The Chawton House Project: How Co-Designing Novel User Experiences for a Historic Manor House Led to the Idea of In-Situ Authoring Tools

Dr. Ing. Eva Hornecker (Dept. of Computer and Information Science, University of Strathclyde, Glasgow, UK)

May 21st, 2010, 11:00

G29-301

English

Abstract

As part of the British EPSRC Equator project researchers collaborated with curators of Chawton House and with primary school teachers on the creation of novel visitor experiences to the estate, employing location-based, context-aware mobile technology. Co-design with curators focused on generating concepts for visitor guides, and together with the teachers, we developed an augmented field trip for a group of students that used the grounds of the estate as inspiration for a creative storywriting exercise, using the same underlying infrastructure and information model, and ran it.

One of the aims of the project had been to build a 'persistent infrastructure' for use and adaptation by various stakeholders, such as the curators and teachers that would allow them to develop further visitor experiences on their own, without continuous support from the research team. It was clear from the start that one of the challenges would be to support end-users without a computing background.

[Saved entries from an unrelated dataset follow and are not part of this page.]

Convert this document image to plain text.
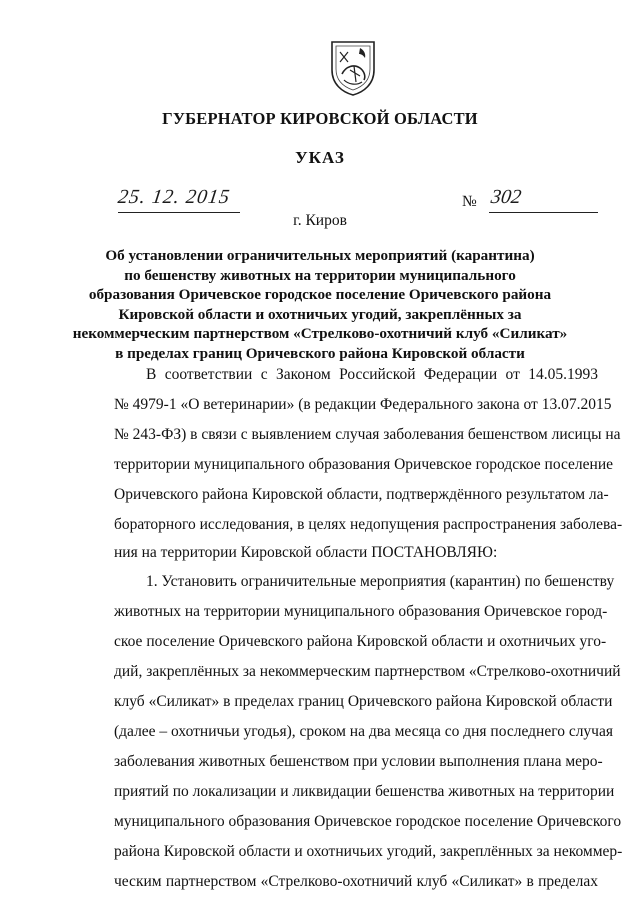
ГУБЕРНАТОР КИРОВСКОЙ ОБЛАСТИ
УКАЗ
25. 12. 2015	№ 302
г. Киров
Об установлении ограничительных мероприятий (карантина)
по бешенству животных на территории муниципального
образования Оричевское городское поселение Оричевского района
Кировской области и охотничьих угодий, закреплённых за
некоммерческим партнерством «Стрелково-охотничий клуб «Силикат»
в пределах границ Оричевского района Кировской области
В соответствии с Законом Российской Федерации от 14.05.1993
№ 4979-1 «О ветеринарии» (в редакции Федерального закона от 13.07.2015
№ 243-ФЗ) в связи с выявлением случая заболевания бешенством лисицы на
территории муниципального образования Оричевское городское поселение
Оричевского района Кировской области, подтверждённого результатом ла-
бораторного исследования, в целях недопущения распространения заболева-
ния на территории Кировской области ПОСТАНОВЛЯЮ:
1. Установить ограничительные мероприятия (карантин) по бешенству
животных на территории муниципального образования Оричевское город-
ское поселение Оричевского района Кировской области и охотничьих уго-
дий, закреплённых за некоммерческим партнерством «Стрелково-охотничий
клуб «Силикат» в пределах границ Оричевского района Кировской области
(далее – охотничьи угодья), сроком на два месяца со дня последнего случая
заболевания животных бешенством при условии выполнения плана меро-
приятий по локализации и ликвидации бешенства животных на территории
муниципального образования Оричевское городское поселение Оричевского
района Кировской области и охотничьих угодий, закреплённых за некоммер-
ческим партнерством «Стрелково-охотничий клуб «Силикат» в пределах
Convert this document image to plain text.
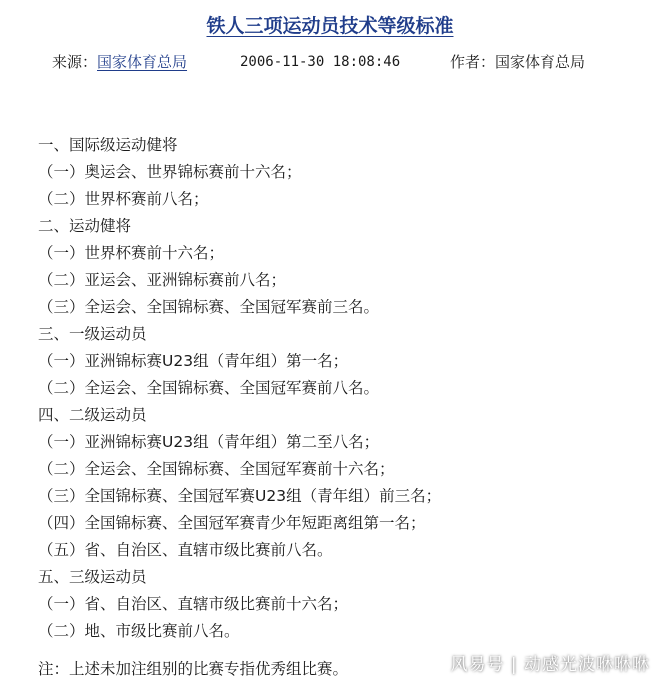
铁人三项运动员技术等级标准
来源：国家体育总局	2006-11-30 18:08:46	作者：国家体育总局
一、国际级运动健将
（一）奥运会、世界锦标赛前十六名；
（二）世界杯赛前八名；
二、运动健将
（一）世界杯赛前十六名；
（二）亚运会、亚洲锦标赛前八名；
（三）全运会、全国锦标赛、全国冠军赛前三名。
三、一级运动员
（一）亚洲锦标赛U23组（青年组）第一名；
（二）全运会、全国锦标赛、全国冠军赛前八名。
四、二级运动员
（一）亚洲锦标赛U23组（青年组）第二至八名；
（二）全运会、全国锦标赛、全国冠军赛前十六名；
（三）全国锦标赛、全国冠军赛U23组（青年组）前三名；
（四）全国锦标赛、全国冠军赛青少年短距离组第一名；
（五）省、自治区、直辖市级比赛前八名。
五、三级运动员
（一）省、自治区、直辖市级比赛前十六名；
（二）地、市级比赛前八名。
注：上述未加注组别的比赛专指优秀组比赛。	风易号 | 动感光波咻咻咻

Reflecting on our process of co-design we realized that the ability to author content directly on location would be essential to support the design of this type of location-based interactive experiences where the device content not simply provides information, but enriches and guides visitor's interaction with the environment. In the second project phase we developed and trialed this in-situ authoring approach. In my talk I will discuss how our experience from the co- design process led us to develop requirements for such a tool, and on the experiences and user feedback on the prototpye that we then developed.

Vita

Eva Hornecker is a Lecturer in the Department of Computer and Information Sciences at the University of Strathclyde in Glasgow, UK. In previous lives, she was a Postdoctoral Research Fellow at the Pervasive Interaction Lab at the Open University and the University of Sussex (working on the Equator project) in the UK, and an Acting Lecturer at the University of Canterbury in New Zealand and at the TU Vienna in Austria. She wrote a PhD theses on 'Tangible Interfaces as a medium for collaboration support' at the University of Bremen. Her research interests concern multimodal, tangible and embodied interaction, CSCW, user research, design methods, and qualitative research methods for understanding user interaction with 'beyond the desktop' technologies.